I think Zohran is a good use case here to show how being like-able is ultimately more important than reaching the median voter, as there is no such thing as an actual ‘median voter’.
I also attached some Wiki election data for AOC’s congressional district, where she over-performed Harris by ~5%. This is all to say, if you base your campaign around reaching the mythical median voter, you’re dooming yourself, voters aren’t looking for milquetoast candidates.
Thank you for the glorious take down. Couldn't have happened to a nicer person!
As thorough as humanly possible...
In 3 1/2 years time it’ll be: “did republicans shift too far to the right.” There’ll be hot takes on how the GOP brand is toast. I think we’re in an electoral period like 1884-1900 and we’re in for a few more swings yet.
Great conversation!
Wow. An hour video (thankfully with transcript) and a shotgun blast of random definitions, facts, factoids, and footnotes.
A couple of minor points.
1)
Incumbents may become more moderate in office because that is what is necessary to get legislation to pass.

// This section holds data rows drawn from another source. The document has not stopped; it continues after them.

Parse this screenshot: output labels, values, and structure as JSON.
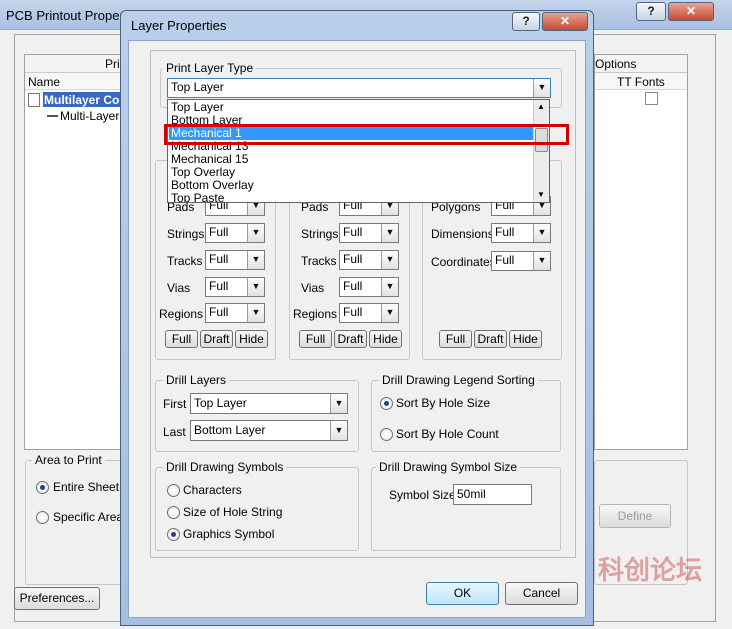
{
  "background_window": {
    "title": "PCB Printout Properties",
    "tree_header_name": "Name",
    "tree_header_print": "Print",
    "tree_items": [
      "Multilayer Comp",
      "Multi-Layer"
    ],
    "options_header": "Options",
    "tt_fonts_label": "TT Fonts",
    "area_to_print": {
      "legend": "Area to Print",
      "entire_sheet": "Entire Sheet",
      "specific_area": "Specific Area"
    },
    "define_label": "Define",
    "preferences_label": "Preferences...",
    "title_buttons": {
      "help": "?",
      "close": "✕"
    }
  },
  "dialog": {
    "title": "Layer Properties",
    "title_buttons": {
      "help": "?",
      "close": "✕"
    },
    "print_layer_type": {
      "legend": "Print Layer Type",
      "selected": "Top Layer",
      "options": [
        "Top Layer",
        "Bottom Layer",
        "Mechanical 1",
        "Mechanical 13",
        "Mechanical 15",
        "Top Overlay",
        "Bottom Overlay",
        "Top Paste"
      ],
      "highlighted": "Mechanical 1"
    },
    "col1": {
      "rows": [
        {
          "label": "Pads",
          "value": "Full"
        },
        {
          "label": "Strings",
          "value": "Full"
        },
        {
          "label": "Tracks",
          "value": "Full"
        },
        {
          "label": "Vias",
          "value": "Full"
        },
        {
          "label": "Regions",
          "value": "Full"
        }
      ]
    },
    "col2": {
      "rows": [
        {
          "label": "Pads",
          "value": "Full"
        },
        {
          "label": "Strings",
          "value": "Full"
        },
        {
          "label": "Tracks",
          "value": "Full"
        },
        {
          "label": "Vias",
          "value": "Full"
        },
        {
          "label": "Regions",
          "value": "Full"
        }
      ]
    },
    "col3": {
      "rows": [
        {
          "label": "Polygons",
          "value": "Full"
        },
        {
          "label": "Dimensions",
          "value": "Full"
        },
        {
          "label": "Coordinates",
          "value": "Full"
        }
      ]
    },
    "mode_buttons": {
      "full": "Full",
      "draft": "Draft",
      "hide": "Hide"
    },
    "drill_layers": {
      "legend": "Drill Layers",
      "first_label": "First",
      "first_value": "Top Layer",
      "last_label": "Last",
      "last_value": "Bottom Layer"
    },
    "legend_sorting": {
      "legend": "Drill Drawing Legend Sorting",
      "by_hole_size": "Sort By Hole Size",
      "by_hole_count": "Sort By Hole Count"
    },
    "drill_symbols": {
      "legend": "Drill Drawing Symbols",
      "characters": "Characters",
      "size_of_hole_string": "Size of Hole String",
      "graphics_symbol": "Graphics Symbol"
    },
    "symbol_size": {
      "legend": "Drill Drawing Symbol Size",
      "label": "Symbol Size",
      "value": "50mil"
    },
    "ok_label": "OK",
    "cancel_label": "Cancel"
  },
  "watermark": "科创论坛"
}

Bernie is consistent, and has had almost no actual impact on bills that have become law. AOC is learning how to play nice during recess and share toys and in her short time in the House has more substantial legislative impact than Bernie in his entire career.
2)
The number of tokens (footnote 7) is not the big deal. If it were, then ChatGPT would only be capable of some raw probability of the empirical best next token, which is pretty boring (like a next letter predictor for English that always suggests 'e').
The important thing in LLMs is that they are trained and model associations based on combinations of those tokens. So given a sequence of tokens and a small subset of the trillions-factorial permutations of tokens in the training set, it predicts the most likely next token in the sequence. You think a trillion tokens are a lot? Wrap your brain around a trillion factorial. There is a reason it is a Large Language Model, not a Large Token Model.
In practice, this would make your point even stronger. A small collection of relatively discrete election results is a poor candidate for LLM style methods.
Unfortunately for your point, even though there is a 'LM' in glmnet, it isn't a LLM. The 'glm' is "Generalized Linear Model". Calling it a ML tool is academically accurate, but confusing for people who think ML == AI == LLM == ChatGPT.
It sure looks like a reasonable package to analyze this kind of data, although the devil is in the details.
Calling glmnet “machine learning”… I was at risk of an aneurysm until your final point there.
Anyway, my theory on how social media ruined perception of academia is that it disproved by counter example Plato’s view, namely that cultivating intellectual excellence will entail improvement of other virtues. Bonica and Grumbach’s behavior in this instance is a case in point.